1, RMB appreciation will bring greater deflationary pressure to China;

2. The appreciation of RMB exchange rate will lead to a decline in attracting foreign investment and reduce foreign direct investment in China;

3. It has caused great harm to China's foreign trade export;

4. The appreciation of RMB exchange rate will reduce the profit rate of China enterprises and increase the employment pressure;

5. The fiscal deficit will increase due to the appreciation of RMB exchange rate, which will also affect the stability of monetary policy.

What exactly does omo interest rate mean?

Omo interest rate refers to the open market operating interest rate. The change of open market operating interest rate reflects the relationship between capital supply and demand, and can understand the narrowing and widening spread, which has a certain effect on stabilizing macro leverage ratio. Open market operation is the main monetary policy tool for the central bank to control the base currency and regulate the market flow.

Within the framework of China's monetary policy, raising interest rates means raising the benchmark interest rate of deposits and loans, which has a strong intention of active regulation. The upward trend of the bid-winning interest rate is the embodiment of the accompanying market under the action of capital supply and demand, which mainly depends on the market. The open market operating interest rate has its quantitative and price purposes. When the focus is on the price target, the quantity should go with the market, and when the focus is on the operation quantity, the price should also change with the operation quantity. The central bank has more means and does not need to over-interpret the quantity and price of each operation. Interest rate flexibility is conducive to deleveraging, bubble suppression and risk prevention.

OMOMLFLPR relation

OMO: the full name of open market operation is the main monetary policy tool for the central bank to operate the base currency and regulate market liquidity. The central bank conducts securities and foreign exchange transactions with designated dealers to achieve the purpose of monetary policy regulation.

MLF: full name of medium-term lending facility, established by the People's Bank of China in September 2065438+2004. Lin Long Investment pointed out that MLF is the monetary policy tool of the central bank, which is used to provide the medium-term base currency, ensure the overall stability and moderation of liquidity in the banking system and support the reasonable growth of money and credit. Mainly for commercial banks and policy banks that meet the requirements of macro-prudential management, bidding is adopted.

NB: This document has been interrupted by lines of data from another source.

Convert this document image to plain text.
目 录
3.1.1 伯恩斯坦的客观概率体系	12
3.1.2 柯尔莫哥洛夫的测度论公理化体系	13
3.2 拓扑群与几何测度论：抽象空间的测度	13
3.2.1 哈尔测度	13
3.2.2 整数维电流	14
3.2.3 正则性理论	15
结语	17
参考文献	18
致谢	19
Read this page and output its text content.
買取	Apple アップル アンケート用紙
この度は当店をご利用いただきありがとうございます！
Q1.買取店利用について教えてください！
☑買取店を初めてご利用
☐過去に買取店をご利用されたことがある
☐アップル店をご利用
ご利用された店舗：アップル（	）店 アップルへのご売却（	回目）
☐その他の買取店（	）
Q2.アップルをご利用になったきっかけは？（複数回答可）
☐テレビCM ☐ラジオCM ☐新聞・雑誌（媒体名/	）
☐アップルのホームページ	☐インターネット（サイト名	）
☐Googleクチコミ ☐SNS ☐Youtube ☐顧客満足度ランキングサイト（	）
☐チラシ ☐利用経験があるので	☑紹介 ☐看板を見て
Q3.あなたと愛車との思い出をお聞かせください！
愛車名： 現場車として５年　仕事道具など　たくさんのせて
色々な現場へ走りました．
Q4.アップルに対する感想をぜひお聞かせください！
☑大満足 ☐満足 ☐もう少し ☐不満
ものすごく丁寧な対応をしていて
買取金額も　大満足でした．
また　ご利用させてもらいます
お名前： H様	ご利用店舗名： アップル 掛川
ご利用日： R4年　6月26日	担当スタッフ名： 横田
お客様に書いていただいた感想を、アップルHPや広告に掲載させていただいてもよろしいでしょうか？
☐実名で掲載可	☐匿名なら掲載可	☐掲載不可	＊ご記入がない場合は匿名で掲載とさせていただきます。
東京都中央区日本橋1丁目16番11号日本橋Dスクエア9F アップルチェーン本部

LPR: the full name of the loan market quotation, which is the loan interest rate executed by commercial banks for their best customers. Other loan interest rates can be generated by adding and subtracting points on this basis.

The LPR shall be submitted by 18 quotation bank to the National Interbank Funding Center before 9: 00 on the 20th of each month (postponed in case of holidays), with a step of 0.05 percentage points. The National Interbank Funding Center will calculate the LPR by rounding to the nearest integer multiple of 0.05% after excluding the highest and lowest quotations, and announce it at 9: 30 on the same day.

SLF: standing loan facility, which is the normal liquidity supply channel of China People's Bank. Its main function is to meet the long-term and large liquidity demand of financial institutions, and it can be used in case of temporary fluctuation in liquidity in the banking system.

SLF mainly faces policy banks and national commercial banks, with a term of 1-3 months. The interest rate level is comprehensively determined according to the regulation of monetary policy and the need to guide market interest rates. The central bank uses SLF by mortgage, and banks need to provide qualified collateral, such as bond assets with high credit rating and high-quality credit assets.